Establishing a helping relationship, which is the association amongst the counselor and the patient in the treatment space, with this patient can be done by demonstrating wholehearted forbearance, sympathy, and attentiveness, while also showing trustworthiness and concern in treatment because of the positive impact a healthy relationship can have on the progress made by the patient (Colorado Technical University, 2017a).

Possible transference problems, which are what the patient conveys to their counselor and originates from patient’s unsettled matters regarding a guardian or command embodiment, could be the physically harmful father’s attributes being demonstrated in the counselor or the entire issue of someone else being in command, which is what the counselor’s actions could be seen as (Colorado Technical University, 2017c). This patient’s problems with their harmful father and for those in control have not been appropriately confronted, and those negative emotions about both still remain and need to be reconstructed in order for any treatment to be successful (Colorado Technical University, 2017c).

Safeguards to prevent the counselor from possible projective identification are to be knowledgeable of this process, which is normally inherent, and to use it as a focal point throughout therapy, furnishing a secure area for these emptions to appear, and aiding patients in adjusting the emotions about control in a better absorbable method, as well as behaving in a calculated demeanor, helping patients handle their emotions as opposed to yielding to patient’s unconscious transference affairs (Colorado Technical University, 2017c). Because of this patient’s problem with control, he may transfer his emotion of hostility towards control to the counselor, which in turn may make the counselor act as an authoritarian even when they typically do not, thus actualizing the predetermination of the patient that all people in control positions act similarly condemnatory (Colorado Technical University, 2017c). Managing this with the above-mentioned safeguards will be helpful.
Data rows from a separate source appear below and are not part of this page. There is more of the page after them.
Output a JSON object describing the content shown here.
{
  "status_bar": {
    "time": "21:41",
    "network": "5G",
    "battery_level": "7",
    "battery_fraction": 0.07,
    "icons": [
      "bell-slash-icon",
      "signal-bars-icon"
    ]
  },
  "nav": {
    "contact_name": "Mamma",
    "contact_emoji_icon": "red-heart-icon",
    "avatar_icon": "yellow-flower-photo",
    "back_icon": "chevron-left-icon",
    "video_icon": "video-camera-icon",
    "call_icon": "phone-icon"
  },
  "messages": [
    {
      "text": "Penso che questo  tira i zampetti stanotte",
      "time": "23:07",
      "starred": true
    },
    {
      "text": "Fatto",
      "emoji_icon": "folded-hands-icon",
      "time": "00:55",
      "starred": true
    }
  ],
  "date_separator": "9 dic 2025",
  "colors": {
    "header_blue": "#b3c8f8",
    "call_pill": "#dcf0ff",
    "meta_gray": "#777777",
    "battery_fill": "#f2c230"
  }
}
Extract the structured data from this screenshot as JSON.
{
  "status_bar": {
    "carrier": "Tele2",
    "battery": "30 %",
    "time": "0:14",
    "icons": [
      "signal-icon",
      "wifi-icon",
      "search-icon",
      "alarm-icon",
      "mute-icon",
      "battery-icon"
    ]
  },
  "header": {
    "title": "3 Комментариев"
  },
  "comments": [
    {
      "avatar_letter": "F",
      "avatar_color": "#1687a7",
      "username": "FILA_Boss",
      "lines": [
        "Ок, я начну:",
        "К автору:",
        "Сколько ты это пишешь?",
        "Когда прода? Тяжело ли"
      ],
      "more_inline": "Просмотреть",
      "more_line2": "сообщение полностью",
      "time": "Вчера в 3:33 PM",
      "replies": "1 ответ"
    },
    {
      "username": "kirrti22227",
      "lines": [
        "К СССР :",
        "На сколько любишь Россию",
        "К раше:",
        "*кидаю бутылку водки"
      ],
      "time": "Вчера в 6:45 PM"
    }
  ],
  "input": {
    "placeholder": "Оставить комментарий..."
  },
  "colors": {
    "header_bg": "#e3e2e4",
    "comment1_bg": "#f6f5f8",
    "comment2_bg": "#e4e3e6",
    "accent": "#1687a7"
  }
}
The possible counter-transference matters, which is an inherent conveyance from the counselor to the patient, with this patient may be the counselor thinking of their father who around the same age was also a veteran and that they never associated with in a positive way (Colorado Technical University, 2017c). Managing this counter-transference matter can be done by a counselor receiving their own treatment prior to counseling relationships in order to recognize prospective restricting problems (Colorado Technical University, 2017c).